Met name in de beta-wetenschappen heerst het idee van reductionisme. Dit houdt in dat de ene theorie door de andere theorie gereduceerd kan worden; de nieuwe theorie verklaard alles wat de oude theorie ook verklaarde en nog meer. Binnen de filosofie zet men vraagtekens bij het idee van reductionisme, omdat met name uit de alfa- en gammahoek hier felle kritiek op is. Veel gehoorde problemen in dit debat zijn de meervoudige realisaties, epifenomenen en het reduceren van de vrije wil en de geest tot substantiële eigenschappen.
Persoonlijk heb ik het meeste oor naar het emergentialisme. Emergentie is het ontstaan van nieuwe eigenschappen die niet direct te herleiden zijn tot de onderdelen an sich. Zo bestaat een tafel bijvoorbeeld uit een aantal stukken hout, die pas de functie van een tafel krijgen op het moment dat ze op een bepaalde manier aan elkaar verbonden zijn. Het antwoord op bovengenoemde ‘problemen’ van het reductionisme zouden gevonden kunnen worden in het emergentialisme.
Deze opvatting wordt alleen maar sterker bij het zien van het volgende filmpje. Enkele honderduizenden mieren zijn stuk voor stuk kleine vrijwel nutteloze beestjes. Maar door een enorme ingenieuze samenwerking, ontwikkeld een kolonie zich tot een complex systeem welke bepaalde vormen van intelligentie lijkt te omvatten. Een vorm van chemische communicatie (via geuren) vormt de basis van succesvolle coöperatie.

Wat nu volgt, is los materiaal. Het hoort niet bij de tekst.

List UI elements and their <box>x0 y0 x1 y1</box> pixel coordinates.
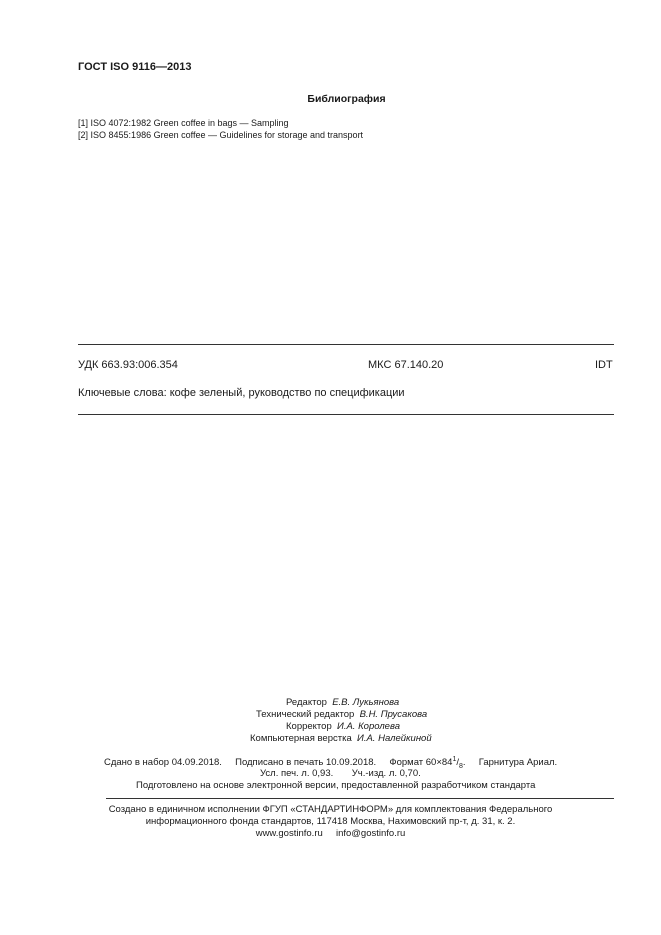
mks-code <box>368 359 443 371</box>
bibliography-item-code: ISO 4072:1982 <box>90 118 152 128</box>
staff-name: В.Н. Прусакова <box>359 709 428 720</box>
keywords-value: кофе зеленый, руководство по спецификации <box>169 387 405 399</box>
divider <box>106 798 614 799</box>
bibliography-item-number: [2] <box>78 130 89 140</box>
mks-value: 67.140.20 <box>394 359 444 371</box>
uch-izd: Уч.-изд. л. 0,70. <box>351 768 421 779</box>
staff-layout <box>250 733 432 744</box>
bibliography-title-text: Библиография <box>307 93 386 105</box>
publisher-line-1: Создано в единичном исполнении ФГУП «СТАНДАРТИНФОРМ» для комплектования Федерального <box>108 804 553 815</box>
mks-label: МКС <box>368 359 392 371</box>
udk-value: 663.93:006.354 <box>101 359 178 371</box>
udk-code <box>78 359 178 371</box>
font-name: Гарнитура Ариал. <box>478 757 558 769</box>
publisher-line-2: информационного фонда стандартов, 117418 Москва, Нахимовский пр-т, д. 31, к. 2. <box>145 816 516 827</box>
divider <box>78 414 614 415</box>
staff-role: Корректор <box>286 721 332 732</box>
staff-name: Е.В. Лукьянова <box>332 697 400 708</box>
bibliography-item-title: Green coffee in bags — Sampling <box>153 118 289 128</box>
keywords <box>78 387 405 399</box>
staff-editor <box>286 697 399 708</box>
staff-tech-editor <box>256 709 427 720</box>
staff-role: Компьютерная верстка <box>250 733 352 744</box>
paper-format: Формат $60\times 84^1/_8$. <box>389 756 466 771</box>
keywords-label: Ключевые слова: <box>78 387 167 399</box>
staff-corrector <box>286 721 400 732</box>
divider <box>78 344 614 345</box>
submitted-date: Сдано в набор 04.09.2018. <box>104 757 222 769</box>
prepared-note: Подготовлено на основе электронной версии, предоставленной разработчиком стандарта <box>136 780 536 791</box>
idt-label: IDT <box>595 359 613 371</box>
staff-role: Редактор <box>286 697 327 708</box>
document-designation: ГОСТ ISO 9116—2013 <box>78 61 192 73</box>
staff-name: И.А. Королева <box>337 721 400 732</box>
bibliography-item <box>78 130 363 140</box>
staff-role: Технический редактор <box>256 709 355 720</box>
publisher-contacts <box>0 828 661 839</box>
udk-label: УДК <box>78 359 99 371</box>
signed-date: Подписано в печать 10.09.2018. <box>235 757 377 769</box>
staff-name: И.А. Налейкиной <box>357 733 432 744</box>
email-link[interactable]: info@gostinfo.ru <box>335 828 406 839</box>
website-link[interactable]: www.gostinfo.ru <box>255 828 323 839</box>
bibliography-title <box>0 93 661 105</box>
bibliography-item <box>78 118 289 128</box>
print-info-line-2 <box>260 768 421 779</box>
bibliography-item-code: ISO 8455:1986 <box>90 130 152 140</box>
usl-pech: Усл. печ. л. 0,93. <box>260 768 334 779</box>
bibliography-item-title: Green coffee — Guidelines for storage and transport <box>153 130 364 140</box>
bibliography-item-number: [1] <box>78 118 89 128</box>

Zie in onderstaande documentaire emergentie op haar best!
De mierenkolonie als complex systeem heeft ook wel wat weg van een gesloten/geïsoleerd systeem omdat ze ons bijvoorbeeld niet opmerken als wij ze bestuderen.
Ik heb laatst ergens gezien dat een bepaald percentage mieren ook zoveel loopt te nietsen. Deze mieren lopen wel mee in kolonne’s maar dragen niets, graven niet maar eten wel uit de voedsel voorraad. Dit zal ook wel bij complexe sociale structuren horen.